Евгений Львович потрогал Лялин лоб и отправился звать жену, чтобы та дала дочери жаропонижающее. Девушка вздохнула с облегчением: по крайней мере теперь есть законный повод не идти в училище. Родители и впрямь никуда ее не пустили, оставив дома выздоравливать. Алла Николаевна достала пачку аспирина, капли в нос и другие необходимые средства, после чего снабдила Лялю подробными инструкциями, что как глотать и куда закапывать. Лялиной маме надо было торопиться к своим ученикам, да и Евгений Львович уже опаздывал.

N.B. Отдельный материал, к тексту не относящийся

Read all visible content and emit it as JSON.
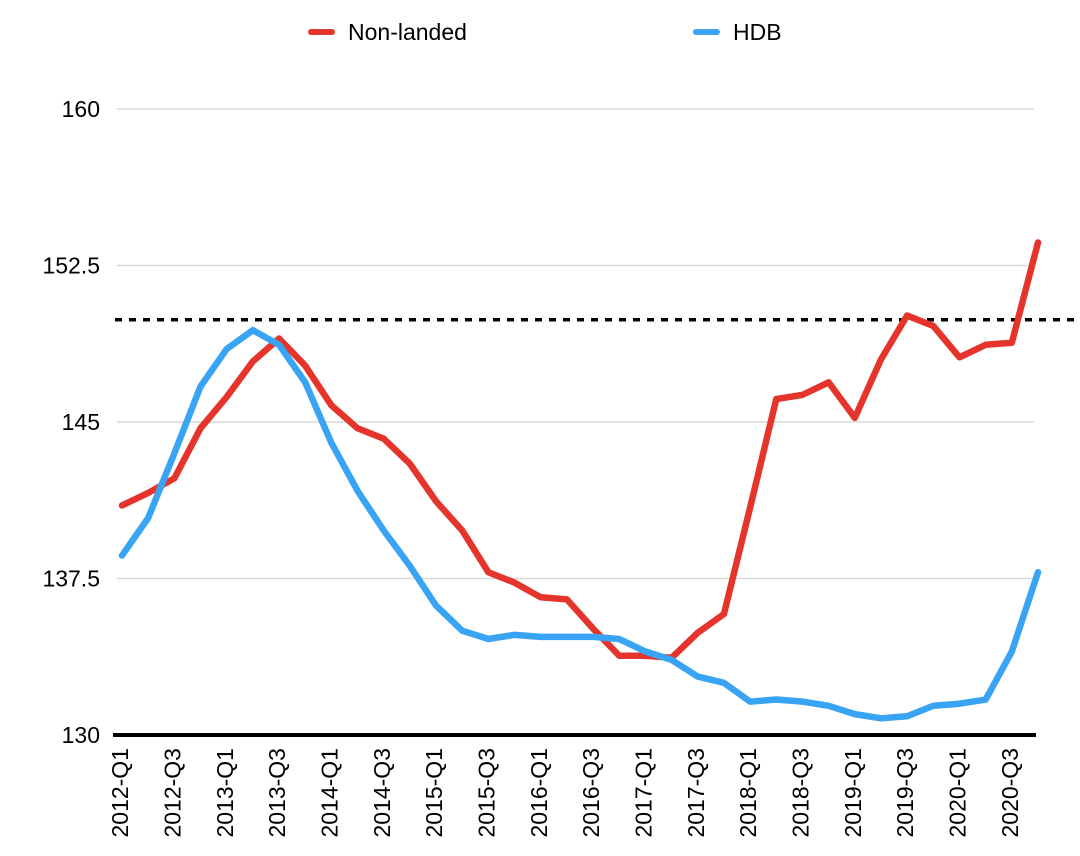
{
  "chart_data": {
    "type": "line",
    "title": "",
    "xlabel": "",
    "ylabel": "",
    "ylim": [
      130,
      160
    ],
    "y_ticks": [
      130,
      137.5,
      145,
      152.5,
      160
    ],
    "grid": "horizontal",
    "legend_position": "top",
    "reference_line": {
      "value": 149.9,
      "style": "dotted",
      "color": "#000000"
    },
    "axis_color": "#000000",
    "gridline_color": "#d9d9d9",
    "x_categories": [
      "2012-Q1",
      "2012-Q2",
      "2012-Q3",
      "2012-Q4",
      "2013-Q1",
      "2013-Q2",
      "2013-Q3",
      "2013-Q4",
      "2014-Q1",
      "2014-Q2",
      "2014-Q3",
      "2014-Q4",
      "2015-Q1",
      "2015-Q2",
      "2015-Q3",
      "2015-Q4",
      "2016-Q1",
      "2016-Q2",
      "2016-Q3",
      "2016-Q4",
      "2017-Q1",
      "2017-Q2",
      "2017-Q3",
      "2017-Q4",
      "2018-Q1",
      "2018-Q2",
      "2018-Q3",
      "2018-Q4",
      "2019-Q1",
      "2019-Q2",
      "2019-Q3",
      "2019-Q4",
      "2020-Q1",
      "2020-Q2",
      "2020-Q3",
      "2020-Q4"
    ],
    "x_tick_labels": [
      "2012-Q1",
      "2012-Q3",
      "2013-Q1",
      "2013-Q3",
      "2014-Q1",
      "2014-Q3",
      "2015-Q1",
      "2015-Q3",
      "2016-Q1",
      "2016-Q3",
      "2017-Q1",
      "2017-Q3",
      "2018-Q1",
      "2018-Q3",
      "2019-Q1",
      "2019-Q3",
      "2020-Q1",
      "2020-Q3"
    ],
    "series": [
      {
        "name": "Non-landed",
        "color": "#e5342c",
        "values": [
          141.0,
          141.6,
          142.3,
          144.7,
          146.2,
          147.9,
          149.0,
          147.7,
          145.8,
          144.7,
          144.2,
          143.0,
          141.2,
          139.8,
          137.8,
          137.3,
          136.6,
          136.5,
          135.1,
          133.8,
          133.8,
          133.7,
          134.9,
          135.8,
          140.9,
          146.1,
          146.3,
          146.9,
          145.2,
          148.0,
          150.1,
          149.6,
          148.1,
          148.7,
          148.8,
          153.6
        ]
      },
      {
        "name": "HDB",
        "color": "#39a3f4",
        "values": [
          138.6,
          140.4,
          143.5,
          146.7,
          148.5,
          149.4,
          148.7,
          146.9,
          144.0,
          141.7,
          139.8,
          138.1,
          136.2,
          135.0,
          134.6,
          134.8,
          134.7,
          134.7,
          134.7,
          134.6,
          134.0,
          133.6,
          132.8,
          132.5,
          131.6,
          131.7,
          131.6,
          131.4,
          131.0,
          130.8,
          130.9,
          131.4,
          131.5,
          131.7,
          134.0,
          137.8
        ]
      }
    ]
  }
}
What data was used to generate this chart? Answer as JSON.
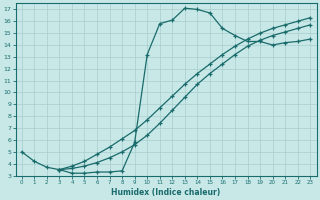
{
  "xlabel": "Humidex (Indice chaleur)",
  "bg_color": "#c8e8e8",
  "line_color": "#1a6b6b",
  "grid_color": "#a8cccc",
  "spine_color": "#1a6b6b",
  "xlim": [
    -0.5,
    23.5
  ],
  "ylim": [
    3,
    17.5
  ],
  "xticks": [
    0,
    1,
    2,
    3,
    4,
    5,
    6,
    7,
    8,
    9,
    10,
    11,
    12,
    13,
    14,
    15,
    16,
    17,
    18,
    19,
    20,
    21,
    22,
    23
  ],
  "yticks": [
    3,
    4,
    5,
    6,
    7,
    8,
    9,
    10,
    11,
    12,
    13,
    14,
    15,
    16,
    17
  ],
  "line1_x": [
    0,
    1,
    2,
    3,
    4,
    5,
    6,
    7,
    8,
    9,
    10,
    11,
    12,
    13,
    14,
    15,
    16,
    17,
    18,
    19,
    20,
    21,
    22,
    23
  ],
  "line1_y": [
    5.0,
    4.2,
    3.7,
    3.5,
    3.2,
    3.2,
    3.3,
    3.3,
    3.4,
    5.8,
    13.2,
    15.8,
    16.1,
    17.1,
    17.0,
    16.7,
    15.4,
    14.8,
    14.3,
    14.3,
    14.0,
    14.2,
    14.3,
    14.5
  ],
  "line2_x": [
    3,
    4,
    5,
    6,
    7,
    8,
    9,
    10,
    11,
    12,
    13,
    14,
    15,
    16,
    17,
    18,
    19,
    20,
    21,
    22,
    23
  ],
  "line2_y": [
    3.5,
    3.8,
    4.2,
    4.8,
    5.4,
    6.1,
    6.8,
    7.7,
    8.7,
    9.7,
    10.7,
    11.6,
    12.4,
    13.2,
    13.9,
    14.5,
    15.0,
    15.4,
    15.7,
    16.0,
    16.3
  ],
  "line3_x": [
    3,
    4,
    5,
    6,
    7,
    8,
    9,
    10,
    11,
    12,
    13,
    14,
    15,
    16,
    17,
    18,
    19,
    20,
    21,
    22,
    23
  ],
  "line3_y": [
    3.5,
    3.6,
    3.8,
    4.1,
    4.5,
    5.0,
    5.6,
    6.4,
    7.4,
    8.5,
    9.6,
    10.7,
    11.6,
    12.4,
    13.2,
    13.9,
    14.4,
    14.8,
    15.1,
    15.4,
    15.7
  ]
}
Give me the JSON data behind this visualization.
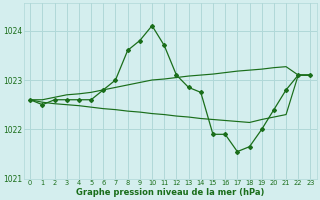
{
  "x": [
    0,
    1,
    2,
    3,
    4,
    5,
    6,
    7,
    8,
    9,
    10,
    11,
    12,
    13,
    14,
    15,
    16,
    17,
    18,
    19,
    20,
    21,
    22,
    23
  ],
  "y_main": [
    1022.6,
    1022.5,
    1022.6,
    1022.6,
    1022.6,
    1022.6,
    1022.8,
    1023.0,
    1023.6,
    1023.8,
    1024.1,
    1023.7,
    1023.1,
    1022.85,
    1022.75,
    1021.9,
    1021.9,
    1021.55,
    1021.65,
    1022.0,
    1022.4,
    1022.8,
    1023.1,
    1023.1
  ],
  "y_line_up": [
    1022.6,
    1022.6,
    1022.65,
    1022.7,
    1022.72,
    1022.75,
    1022.8,
    1022.85,
    1022.9,
    1022.95,
    1023.0,
    1023.02,
    1023.05,
    1023.08,
    1023.1,
    1023.12,
    1023.15,
    1023.18,
    1023.2,
    1023.22,
    1023.25,
    1023.27,
    1023.1,
    1023.1
  ],
  "y_line_down": [
    1022.6,
    1022.55,
    1022.52,
    1022.5,
    1022.48,
    1022.45,
    1022.42,
    1022.4,
    1022.37,
    1022.35,
    1022.32,
    1022.3,
    1022.27,
    1022.25,
    1022.22,
    1022.2,
    1022.18,
    1022.16,
    1022.14,
    1022.2,
    1022.25,
    1022.3,
    1023.1,
    1023.1
  ],
  "main_color": "#1a6e1a",
  "bg_color": "#d4eeee",
  "grid_color": "#b0d8d8",
  "text_color": "#1a6e1a",
  "xlabel": "Graphe pression niveau de la mer (hPa)",
  "ylim": [
    1021.0,
    1024.55
  ],
  "yticks": [
    1021,
    1022,
    1023,
    1024
  ],
  "xticks": [
    0,
    1,
    2,
    3,
    4,
    5,
    6,
    7,
    8,
    9,
    10,
    11,
    12,
    13,
    14,
    15,
    16,
    17,
    18,
    19,
    20,
    21,
    22,
    23
  ]
}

Когда они ушли, Ляля кинула грустный взгляд на батарею из пузырьков. Самого подходящего для нее лекарства в домашней аптечке быть не могло. А купить чудотворный порошок было не на что. Тут Ляля вспомнила о Сергее, и впереди забрезжила слабая надежда. Набрав заветный номер, она услышала сонное «Алло».

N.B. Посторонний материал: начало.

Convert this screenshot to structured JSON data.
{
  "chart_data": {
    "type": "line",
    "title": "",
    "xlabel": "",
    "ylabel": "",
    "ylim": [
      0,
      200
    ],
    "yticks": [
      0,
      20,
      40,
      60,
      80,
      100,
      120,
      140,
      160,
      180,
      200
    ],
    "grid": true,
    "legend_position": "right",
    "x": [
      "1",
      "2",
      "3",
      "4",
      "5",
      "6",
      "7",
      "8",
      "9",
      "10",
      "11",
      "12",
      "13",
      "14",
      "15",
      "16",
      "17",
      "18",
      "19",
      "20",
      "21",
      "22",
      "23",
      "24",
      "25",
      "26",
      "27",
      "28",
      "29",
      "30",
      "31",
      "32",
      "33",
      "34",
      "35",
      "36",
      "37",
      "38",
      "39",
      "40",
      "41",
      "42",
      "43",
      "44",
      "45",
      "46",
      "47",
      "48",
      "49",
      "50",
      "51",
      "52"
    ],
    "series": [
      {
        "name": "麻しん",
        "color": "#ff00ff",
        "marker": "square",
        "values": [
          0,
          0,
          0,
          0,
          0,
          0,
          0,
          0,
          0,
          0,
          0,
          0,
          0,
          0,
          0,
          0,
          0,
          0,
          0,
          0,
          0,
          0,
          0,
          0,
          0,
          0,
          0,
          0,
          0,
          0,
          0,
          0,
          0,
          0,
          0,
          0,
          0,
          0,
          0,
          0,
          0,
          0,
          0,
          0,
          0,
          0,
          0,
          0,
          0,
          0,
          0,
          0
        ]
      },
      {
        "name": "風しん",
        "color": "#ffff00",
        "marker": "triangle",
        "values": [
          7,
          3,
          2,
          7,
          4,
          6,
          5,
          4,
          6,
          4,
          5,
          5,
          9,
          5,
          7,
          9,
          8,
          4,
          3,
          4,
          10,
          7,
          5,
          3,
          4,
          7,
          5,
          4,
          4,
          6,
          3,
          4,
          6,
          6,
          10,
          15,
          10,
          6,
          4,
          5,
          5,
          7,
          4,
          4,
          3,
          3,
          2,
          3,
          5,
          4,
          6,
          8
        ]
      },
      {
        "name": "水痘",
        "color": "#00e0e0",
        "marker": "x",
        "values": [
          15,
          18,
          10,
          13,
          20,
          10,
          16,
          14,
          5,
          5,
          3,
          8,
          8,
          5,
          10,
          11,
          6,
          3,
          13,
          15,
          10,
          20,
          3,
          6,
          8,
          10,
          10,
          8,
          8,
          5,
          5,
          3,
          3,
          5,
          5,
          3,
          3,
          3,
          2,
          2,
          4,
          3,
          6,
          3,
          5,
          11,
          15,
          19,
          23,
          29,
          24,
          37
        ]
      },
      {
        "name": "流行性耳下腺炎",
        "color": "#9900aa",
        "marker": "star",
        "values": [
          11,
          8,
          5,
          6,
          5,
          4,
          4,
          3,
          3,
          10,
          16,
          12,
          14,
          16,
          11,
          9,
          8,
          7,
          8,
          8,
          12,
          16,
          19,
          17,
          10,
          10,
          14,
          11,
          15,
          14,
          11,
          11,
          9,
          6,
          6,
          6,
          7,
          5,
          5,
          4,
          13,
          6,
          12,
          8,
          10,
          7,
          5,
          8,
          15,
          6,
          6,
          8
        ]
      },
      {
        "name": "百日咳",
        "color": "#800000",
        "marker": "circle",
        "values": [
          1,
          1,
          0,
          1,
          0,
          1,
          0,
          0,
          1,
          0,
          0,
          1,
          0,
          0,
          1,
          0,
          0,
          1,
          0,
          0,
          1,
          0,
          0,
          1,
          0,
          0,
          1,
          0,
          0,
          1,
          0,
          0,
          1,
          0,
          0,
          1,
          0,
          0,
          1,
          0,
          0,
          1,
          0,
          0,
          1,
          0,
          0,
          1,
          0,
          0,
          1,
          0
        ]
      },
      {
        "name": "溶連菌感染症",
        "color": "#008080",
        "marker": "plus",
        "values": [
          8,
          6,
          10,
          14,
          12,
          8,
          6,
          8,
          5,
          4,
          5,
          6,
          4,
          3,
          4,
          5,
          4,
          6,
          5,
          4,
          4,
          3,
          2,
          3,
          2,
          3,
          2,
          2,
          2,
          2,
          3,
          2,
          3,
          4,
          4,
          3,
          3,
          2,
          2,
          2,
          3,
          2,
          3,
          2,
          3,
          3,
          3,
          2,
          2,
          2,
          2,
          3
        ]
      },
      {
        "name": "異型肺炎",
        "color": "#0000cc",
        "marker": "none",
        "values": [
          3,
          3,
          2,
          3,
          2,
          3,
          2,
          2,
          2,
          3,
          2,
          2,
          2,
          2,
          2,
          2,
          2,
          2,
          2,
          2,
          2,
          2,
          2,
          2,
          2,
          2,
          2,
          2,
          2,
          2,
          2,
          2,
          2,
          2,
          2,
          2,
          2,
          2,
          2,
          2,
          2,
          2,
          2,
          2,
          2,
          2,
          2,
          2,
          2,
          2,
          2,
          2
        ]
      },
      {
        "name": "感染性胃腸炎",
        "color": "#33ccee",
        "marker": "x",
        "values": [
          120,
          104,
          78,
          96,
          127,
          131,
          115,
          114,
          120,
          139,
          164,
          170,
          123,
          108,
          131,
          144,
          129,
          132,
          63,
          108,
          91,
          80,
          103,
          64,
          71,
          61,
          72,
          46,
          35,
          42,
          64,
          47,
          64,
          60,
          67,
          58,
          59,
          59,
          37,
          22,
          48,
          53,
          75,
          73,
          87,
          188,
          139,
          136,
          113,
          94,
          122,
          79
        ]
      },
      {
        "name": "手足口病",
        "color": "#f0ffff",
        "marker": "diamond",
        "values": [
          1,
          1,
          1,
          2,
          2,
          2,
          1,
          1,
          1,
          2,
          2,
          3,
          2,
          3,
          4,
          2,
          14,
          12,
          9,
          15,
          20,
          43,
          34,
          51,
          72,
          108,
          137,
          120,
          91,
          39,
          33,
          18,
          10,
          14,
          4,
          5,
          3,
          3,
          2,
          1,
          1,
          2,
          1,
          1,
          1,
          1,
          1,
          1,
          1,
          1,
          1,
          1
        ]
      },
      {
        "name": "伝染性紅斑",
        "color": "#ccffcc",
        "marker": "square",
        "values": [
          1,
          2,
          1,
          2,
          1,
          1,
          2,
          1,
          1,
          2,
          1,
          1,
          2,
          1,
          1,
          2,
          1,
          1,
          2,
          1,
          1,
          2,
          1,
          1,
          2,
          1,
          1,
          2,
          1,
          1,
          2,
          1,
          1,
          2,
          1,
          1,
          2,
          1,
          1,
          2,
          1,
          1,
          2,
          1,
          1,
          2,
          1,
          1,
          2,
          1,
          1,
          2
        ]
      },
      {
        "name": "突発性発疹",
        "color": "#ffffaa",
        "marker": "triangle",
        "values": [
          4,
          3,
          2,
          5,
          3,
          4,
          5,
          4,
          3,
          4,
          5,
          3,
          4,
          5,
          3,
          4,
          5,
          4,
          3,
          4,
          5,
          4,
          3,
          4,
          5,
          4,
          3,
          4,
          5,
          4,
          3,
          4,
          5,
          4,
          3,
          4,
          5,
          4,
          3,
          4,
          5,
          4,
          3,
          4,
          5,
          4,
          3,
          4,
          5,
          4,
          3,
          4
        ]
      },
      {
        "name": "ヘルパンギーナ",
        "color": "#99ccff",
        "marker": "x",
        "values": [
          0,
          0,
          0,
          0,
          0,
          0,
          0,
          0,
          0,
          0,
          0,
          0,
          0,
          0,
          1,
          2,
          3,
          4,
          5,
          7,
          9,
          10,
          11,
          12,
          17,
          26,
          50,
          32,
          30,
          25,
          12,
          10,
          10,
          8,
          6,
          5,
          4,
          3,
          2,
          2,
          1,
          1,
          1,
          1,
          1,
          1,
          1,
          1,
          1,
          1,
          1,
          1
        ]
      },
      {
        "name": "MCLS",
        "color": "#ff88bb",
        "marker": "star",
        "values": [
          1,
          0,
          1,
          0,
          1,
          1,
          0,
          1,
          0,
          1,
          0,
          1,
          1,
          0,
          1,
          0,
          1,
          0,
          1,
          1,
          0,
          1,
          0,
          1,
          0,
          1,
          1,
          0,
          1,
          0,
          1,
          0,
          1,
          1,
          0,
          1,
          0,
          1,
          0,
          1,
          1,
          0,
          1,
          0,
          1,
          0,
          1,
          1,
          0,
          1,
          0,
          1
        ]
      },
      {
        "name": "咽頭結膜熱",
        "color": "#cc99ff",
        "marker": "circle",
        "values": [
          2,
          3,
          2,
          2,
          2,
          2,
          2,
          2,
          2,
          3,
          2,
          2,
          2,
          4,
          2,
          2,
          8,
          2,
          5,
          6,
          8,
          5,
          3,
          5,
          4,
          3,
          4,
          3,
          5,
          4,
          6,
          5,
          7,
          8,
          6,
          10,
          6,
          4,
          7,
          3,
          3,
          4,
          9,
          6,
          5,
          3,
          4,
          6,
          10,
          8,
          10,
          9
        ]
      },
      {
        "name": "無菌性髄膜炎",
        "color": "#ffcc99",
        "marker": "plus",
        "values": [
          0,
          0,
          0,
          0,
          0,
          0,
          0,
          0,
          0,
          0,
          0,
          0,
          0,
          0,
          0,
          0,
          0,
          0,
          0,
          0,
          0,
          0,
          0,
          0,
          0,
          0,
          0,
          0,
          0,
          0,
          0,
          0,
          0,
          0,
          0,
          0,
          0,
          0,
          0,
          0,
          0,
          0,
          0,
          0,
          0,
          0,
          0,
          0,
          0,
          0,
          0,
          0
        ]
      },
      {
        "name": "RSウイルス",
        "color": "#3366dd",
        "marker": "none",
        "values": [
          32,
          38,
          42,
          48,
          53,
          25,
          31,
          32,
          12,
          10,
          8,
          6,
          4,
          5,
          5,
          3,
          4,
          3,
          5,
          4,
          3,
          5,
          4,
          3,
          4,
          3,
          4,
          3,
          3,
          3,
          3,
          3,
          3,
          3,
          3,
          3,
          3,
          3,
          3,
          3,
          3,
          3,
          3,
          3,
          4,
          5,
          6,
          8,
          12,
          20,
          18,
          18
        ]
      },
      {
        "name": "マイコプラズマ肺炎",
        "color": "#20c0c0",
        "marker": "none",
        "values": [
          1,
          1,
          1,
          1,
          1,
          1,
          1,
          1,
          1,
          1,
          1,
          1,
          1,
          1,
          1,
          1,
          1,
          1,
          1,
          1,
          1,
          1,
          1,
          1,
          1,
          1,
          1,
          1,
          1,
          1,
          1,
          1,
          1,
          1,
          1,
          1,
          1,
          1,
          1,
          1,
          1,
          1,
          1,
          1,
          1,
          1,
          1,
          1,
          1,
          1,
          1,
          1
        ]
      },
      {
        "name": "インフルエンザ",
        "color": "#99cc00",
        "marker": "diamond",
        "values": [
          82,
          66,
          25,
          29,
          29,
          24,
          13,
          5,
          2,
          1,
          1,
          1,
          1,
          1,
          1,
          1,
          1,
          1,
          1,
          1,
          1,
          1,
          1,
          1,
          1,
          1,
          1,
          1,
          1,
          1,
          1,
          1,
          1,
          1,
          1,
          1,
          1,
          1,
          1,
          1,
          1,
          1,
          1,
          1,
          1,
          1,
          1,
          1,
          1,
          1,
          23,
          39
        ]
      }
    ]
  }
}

— Сергей, привет, это Людмила.
— Ты чего так рано?
— Сереж, выручай, а то я погибаю, — взмолилась Ляля.
— А что случилось?
— У меня ломка, я на стену лезу. Займи мне денег, ну хотя бы на чек.

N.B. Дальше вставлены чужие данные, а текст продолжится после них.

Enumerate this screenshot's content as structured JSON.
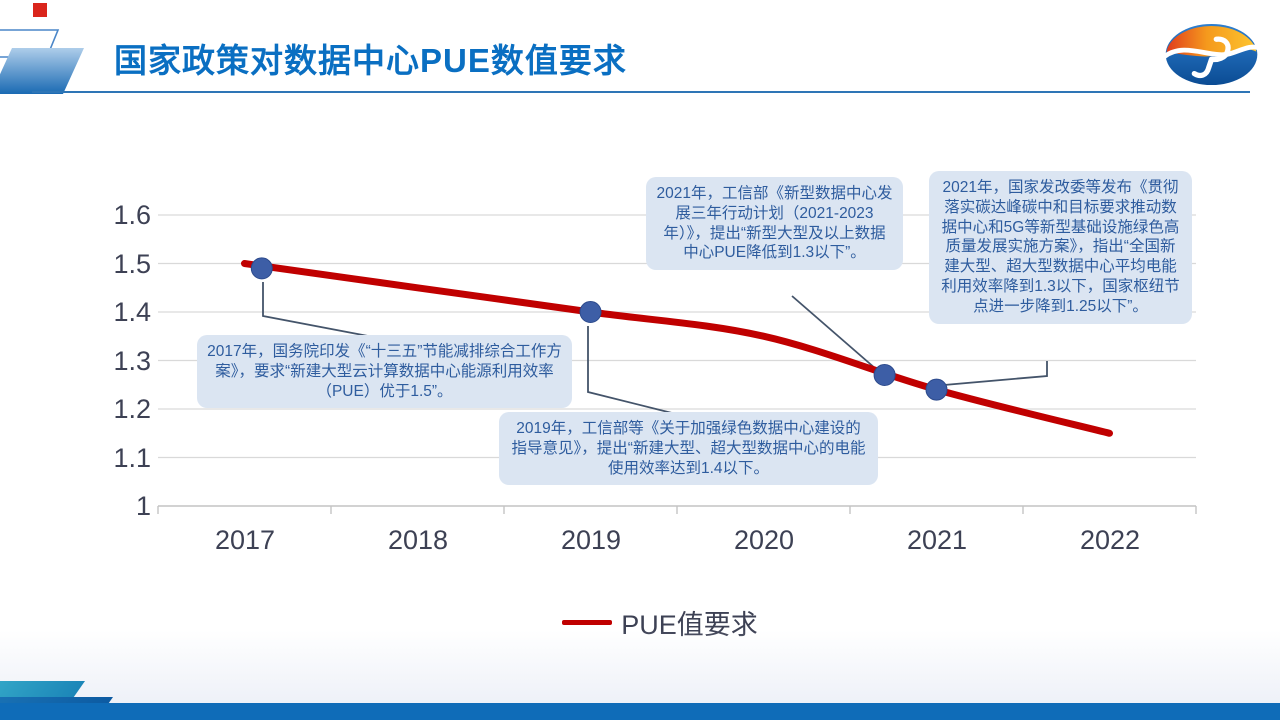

— Люд, я б занял, но, чес слово, нету. — Заметно было, что Сергей говорил искренне. — Если очень плохо, приезжай ко мне, я угощу.
— Слава Богу, — облегченно выдохнула Ляля. — Давай адрес.
Сергей жил в какой-то тмутаракани, в районе Выхино. Тем не менее расстояние девушку не пугало. Несмотря на слабость, на то, что тело ныло не переставая, Ляля спускалась в метро, перепрыгивая через две ступеньки. Она мысленно подталкивала неторопливые поезда, а затем так же подгоняла маршрутку, которая ползла по улицам словно черепаха. И уже через час звонила в дверь Сергеевой квартиры.
Правда, квартирой его жилище назвать было сложно. Отдельная комната скорее напоминала ночлежку. Судя по всему, хозяин не утруждал себя ни ремонтом, ни хотя бы элементарной уборкой как минимум со времен перестройки. Обшарпанный паркет, облезлые обои, мебель, которая, того гляди, развалится. Впрочем, батарея пивных бутылок на кухне и разбросанные повсюду стаканы, одеяла и прочие вещи красноречиво говорили о том, что дом этот повидал немало веселых вечеринок. При этом дым в квартире стоял коромыслом: хоть топор вешай. Видно, хозяин сигарету изо рта не выпускал.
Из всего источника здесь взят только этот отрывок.